Das ist mein Streit:
durch alle Tage schweifen.
Dann, stark und briet,
mit tausend Wurzelstriefen
tief in das Leben greifen –
und durch das Leid
weit aus dem Leben reifen,
weit aus der Zeit!
~ Rainer Maria Rilke
As I write this, I have a stonking headache. I had to cancel meeting up with a good friend earlier, which felt worse for me than any pain in my head. My trips out of the house are precious, especially those of a social nature. The people in my life are gifts of great value.
I don’t think the headache is to do with my dystonia or heart failure. It could be a side effect of my medication, or perhaps something I ate last night that had a few too chemicals. Who can tell? I find these ‘incidental’ aches, pains etc hard, as every day living is not easy in the first place now.
With the passing of time, I am no longer feeling reduced and frustrated as I was in my last post. I have been contacted by Together Against Genocide and am waiting for a follow-up phone call. I also had a rejection from a publisher who asked me to send more poetry. Now, a rejection like that is not so bad.

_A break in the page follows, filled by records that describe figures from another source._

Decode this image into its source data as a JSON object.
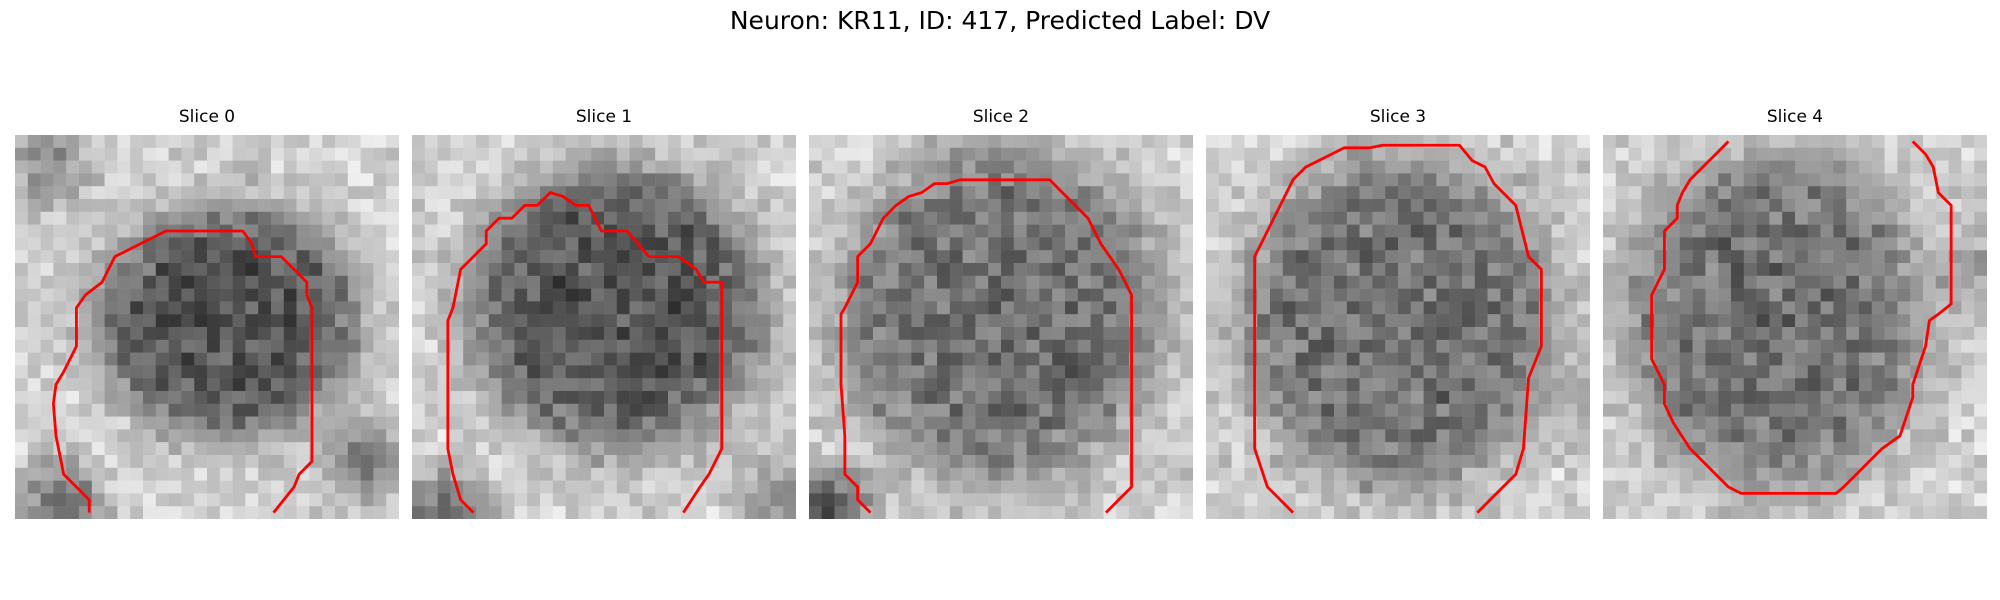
{
  "figure": {
    "title": "Neuron: KR11, ID: 417, Predicted Label: DV"
  },
  "panels": [
    {
      "title": "Slice 0"
    },
    {
      "title": "Slice 1"
    },
    {
      "title": "Slice 2"
    },
    {
      "title": "Slice 3"
    },
    {
      "title": "Slice 4"
    }
  ],
  "colors": {
    "contour": "#ff0000",
    "pixel_dark": "#111111",
    "pixel_light": "#f2f2f2"
  }
}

My right leg remains twice the size of my left, I don’t know if that will change. I also discovered that my right butt cheek is twice the size of the other. That will be very funny when I start to wear jeans again. I am looking forward to an Indian summer with less intense heat. The garden needs attention desperately, so I need to find a gardener quickly and this overwhelms me. Really, apart from my conditions, feeling overwhelmed is my most frequent problem.

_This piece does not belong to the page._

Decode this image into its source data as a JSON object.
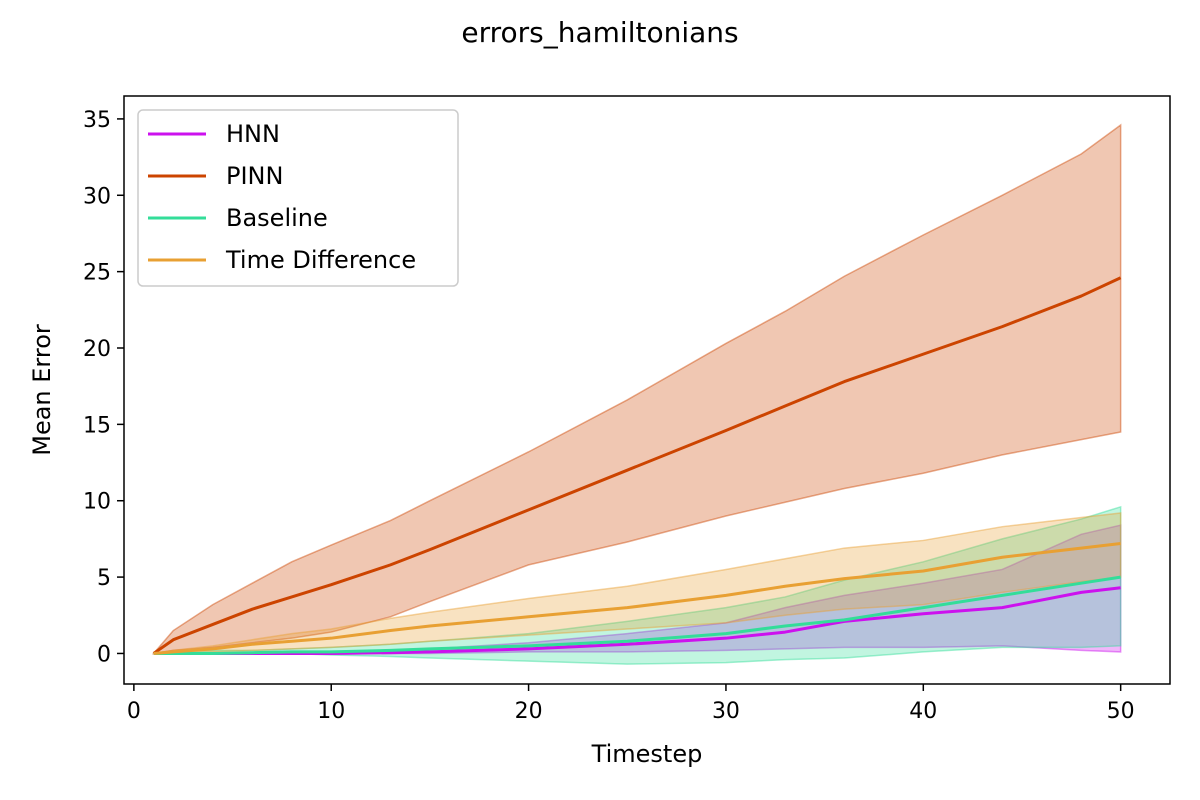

Having had to buy a new washing machine, I was overwhelmed by the delivery of it. I got a parking ticket (erroneously) and I felt overwhelmed. I want to change my mobile phone company, but want a sim only and to keep my number. This overwhelms me. I have admin to do and I’m overwhelmed.
So, the skin on my fat leg at times bothers me. I can’t describe it. Sometimes it’s like pins are being pushed in, other times it feels as though it’s not entirely mine. My doctor gave me an analgesic cream but in this heat the ‘wearing’ of it is not pleasant, even when thoroughly rubbed in. So occasionally I take a pain killer by mouth.
I found out that analgesics do ‘find’ the pain! Certain proteins, chemicals anyway, are released by the hurting cells, and painkillers contain something that locks on to that chemical. It was much more scientific when I read it, I’m not good at retaining facts unless I’m studying the subject.